I'm fairly new to WoW (about 4 months) and I decided to make a new Night Elf Priest. I have been reading through a bunch of the comments on here and I don't understand some of the abbreviations you all are using. I'm only a lvl 16 at the moment but I intend to use it as a healer primarily. Anyway, what do the following abbreviations mean? Feel free to throw in any others you may know.
OO5SR
mp5
OOM
IFSR
Also, I don't understand the cancel/spellcast thing about saving mana. How does that work? Obviously, I have a lot to learn, lol. Thanks in advance!
Just to clarify on a point, with a few exceptions, you should ALWAYS be at least pre-casting. Remember, the secret of the five second rule is that it only goes into effect IF the spell actually goes off AND it uses mana, so as long as you cancel when it's not needed, you can improve reaction time without accidentally putting yourself I5SR.
To better explain, let's try an example. Let's say you're running a five-man instance and you're on a boss where it's primarily the MT taking damage. If you wait until he's taken damage to begin casting GH, you have human reaction time plus lag plus the cast time before he actually heals. Assume 100-200ms lag and 180-200ms reaction time (from wikipedia) and 5/5 Divine Fury, that's 2.8-2.9s before he gets a heal, during which time he could be hit again. OTOH, if you are pre-casting, lag and reaction time are irrelevant, and the effective cast time is reduced is most cases. If the spell is already casting, and even if he takes damage RIGHT after you start casting, the maximum time before the heal hits is 2.5s.

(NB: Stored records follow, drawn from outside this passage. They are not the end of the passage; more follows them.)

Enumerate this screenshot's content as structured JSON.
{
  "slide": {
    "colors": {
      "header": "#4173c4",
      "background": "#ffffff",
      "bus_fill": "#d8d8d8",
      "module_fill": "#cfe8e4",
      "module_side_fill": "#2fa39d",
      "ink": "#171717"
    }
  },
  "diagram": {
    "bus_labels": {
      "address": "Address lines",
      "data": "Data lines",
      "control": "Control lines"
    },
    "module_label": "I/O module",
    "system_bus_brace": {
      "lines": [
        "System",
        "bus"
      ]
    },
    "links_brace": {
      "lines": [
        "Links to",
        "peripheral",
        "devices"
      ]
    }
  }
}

When I pre-cast, I usually wait until about 1.9-2.0s before I cancel and restart. Always wait until at least 1.5s (to account for GCD), but always subtract your lag and reaction time from the upper end (I have several piece of haste gear, so that's why mine is lower than expected). This means, absolute worst case is the MT takes damage RIGHT when I cancel, but because I'm using the /stopcasting macro (which is lag free as of Patch 2.2 or 2.3, I can't remember), the absolute worst possible case is 2.5s, but the average time is about 1.5s before the heal lands, or just over half the time it takes for reactionary healing.
Now, obviously reactionary healing is a necessity when group or raid healing, but even then, I do reactionary healing when people need healing, and then I either start cancel/casting on a tank or on another raid member who is likely to take damage next (often a Shadow Priest from SW:D, a Warlock that is low on mana and may life tap, or melee).
Now, that's not to say there aren't cases where it makes sense to just stop healing. For instance, when we were doing Tide Walker, I was usually the primary healer for the Murloc tank. When doing this, I would stack as much haste as I could, start with a shield, PoM, and renew, and spam GH7 when they got to him to maximize my HPS. Unless we were low on AOE, I could keep this up just fine as long as I just sat there and regenerated mana when the Murlocs weren't around. By maximizing my personal burst HPS like that, it allowed the other healers who weren't on MT healing to focus more on the Watery Graves and raid healing after the quake as I needed very little help. Of course, we haven't done him since well before patch 2.4 when spirit was massively buffed, so I could probably do plenty of other healing as well.
Erm... hope I didn't confuse the issue.
Thanks for the help! I have another question. I know what IDS and CoH mean, but I'm not sure what the actual difference between them is. Obviously the CoH build includes that talent, but I understand the two builds any further than that. Thanks again and sorry if I'm asking something that's already been answered. It just means that I somehow missed the post that it was in.
Nevermind, I found what I was wanting to know.